Course Review for Final Exam
CS 441 Lecture, Dr. Lawlor
You should know:
- Parallel programming interfaces: multiple processes, threads, OpenMP, MPI, and GPU programming
- Parallel hardware: superscalar execution, SSE, multicore, shared memory & memory coherence, networking
- How to parallelize sequential applications across arrays, tasks, loops, etc
- How to estimate & improve the performance of parallel applications
- The physical and practical limits of hardware: heat, power, fabrication, failure rates, programming models
Interesting modern hardware developments:
- Oak Ridge National Lab's Jaguar supercomputer uses 150K Opteron cores to hit 1,382 teraflops.
- Los Alamos National Lab's IBM Roadrunner
supercomputer uses 12K Opteron + 12K Cell cores to hit 1,457
teraflops. Note that the cells have 8 SPE's each, so the total
number of compute units is around 100K as well.
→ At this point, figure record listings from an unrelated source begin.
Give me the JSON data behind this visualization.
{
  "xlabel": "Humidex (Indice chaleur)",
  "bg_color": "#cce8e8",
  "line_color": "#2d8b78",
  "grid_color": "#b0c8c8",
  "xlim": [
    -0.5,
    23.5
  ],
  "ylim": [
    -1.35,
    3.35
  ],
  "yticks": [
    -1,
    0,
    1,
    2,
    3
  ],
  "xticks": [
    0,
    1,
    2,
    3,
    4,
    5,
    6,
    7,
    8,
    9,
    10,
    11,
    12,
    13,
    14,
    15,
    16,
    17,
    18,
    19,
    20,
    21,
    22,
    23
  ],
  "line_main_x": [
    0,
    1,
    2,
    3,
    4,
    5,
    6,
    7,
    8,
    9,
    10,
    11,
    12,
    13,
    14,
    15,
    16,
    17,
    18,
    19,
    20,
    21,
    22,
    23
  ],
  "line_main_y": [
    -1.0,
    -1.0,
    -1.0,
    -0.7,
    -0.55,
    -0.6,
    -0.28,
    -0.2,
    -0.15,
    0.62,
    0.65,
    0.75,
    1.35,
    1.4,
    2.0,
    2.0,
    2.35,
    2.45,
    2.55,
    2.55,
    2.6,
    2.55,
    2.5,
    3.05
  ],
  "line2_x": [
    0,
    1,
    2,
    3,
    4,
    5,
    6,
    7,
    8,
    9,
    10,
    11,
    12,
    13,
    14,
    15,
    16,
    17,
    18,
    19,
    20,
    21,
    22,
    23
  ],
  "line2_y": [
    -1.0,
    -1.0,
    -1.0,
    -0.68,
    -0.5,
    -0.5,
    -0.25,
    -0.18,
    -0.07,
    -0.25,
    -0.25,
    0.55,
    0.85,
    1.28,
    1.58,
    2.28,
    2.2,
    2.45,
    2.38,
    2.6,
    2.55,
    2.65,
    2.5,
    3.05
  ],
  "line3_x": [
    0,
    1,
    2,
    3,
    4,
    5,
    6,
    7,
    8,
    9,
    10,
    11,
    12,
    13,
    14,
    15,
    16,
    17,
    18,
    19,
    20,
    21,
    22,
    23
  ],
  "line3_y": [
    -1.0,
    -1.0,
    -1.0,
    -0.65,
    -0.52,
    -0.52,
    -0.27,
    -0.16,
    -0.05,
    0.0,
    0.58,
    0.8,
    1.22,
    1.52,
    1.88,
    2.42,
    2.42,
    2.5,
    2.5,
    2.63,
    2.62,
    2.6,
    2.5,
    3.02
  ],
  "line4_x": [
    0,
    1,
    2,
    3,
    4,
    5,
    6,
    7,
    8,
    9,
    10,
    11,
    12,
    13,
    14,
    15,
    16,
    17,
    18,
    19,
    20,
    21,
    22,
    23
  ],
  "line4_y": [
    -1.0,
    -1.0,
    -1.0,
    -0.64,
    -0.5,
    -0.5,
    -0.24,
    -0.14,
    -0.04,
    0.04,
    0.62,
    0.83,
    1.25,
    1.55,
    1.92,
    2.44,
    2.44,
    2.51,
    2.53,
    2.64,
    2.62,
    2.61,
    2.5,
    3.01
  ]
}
- A recent SuperComputing 2008 paper
used autotuning on a stencil-type computation to hit 2.6 GF on an Intel
CPU, 7 GF on an Opteron, 5 GF on a Sun CPU, 16 GF on a Cell, and an
amazing 36 GF on a GPU. The GPU was also the clear winner in
flops/watt.
- IBM's Power6 CPU (typical superscalar RISC) recently reached 5GHz.
It's not clear this means the GHz race is starting up again, though,
because Intel and AMD's recent CPUs have stuck in the 2-3GHz range.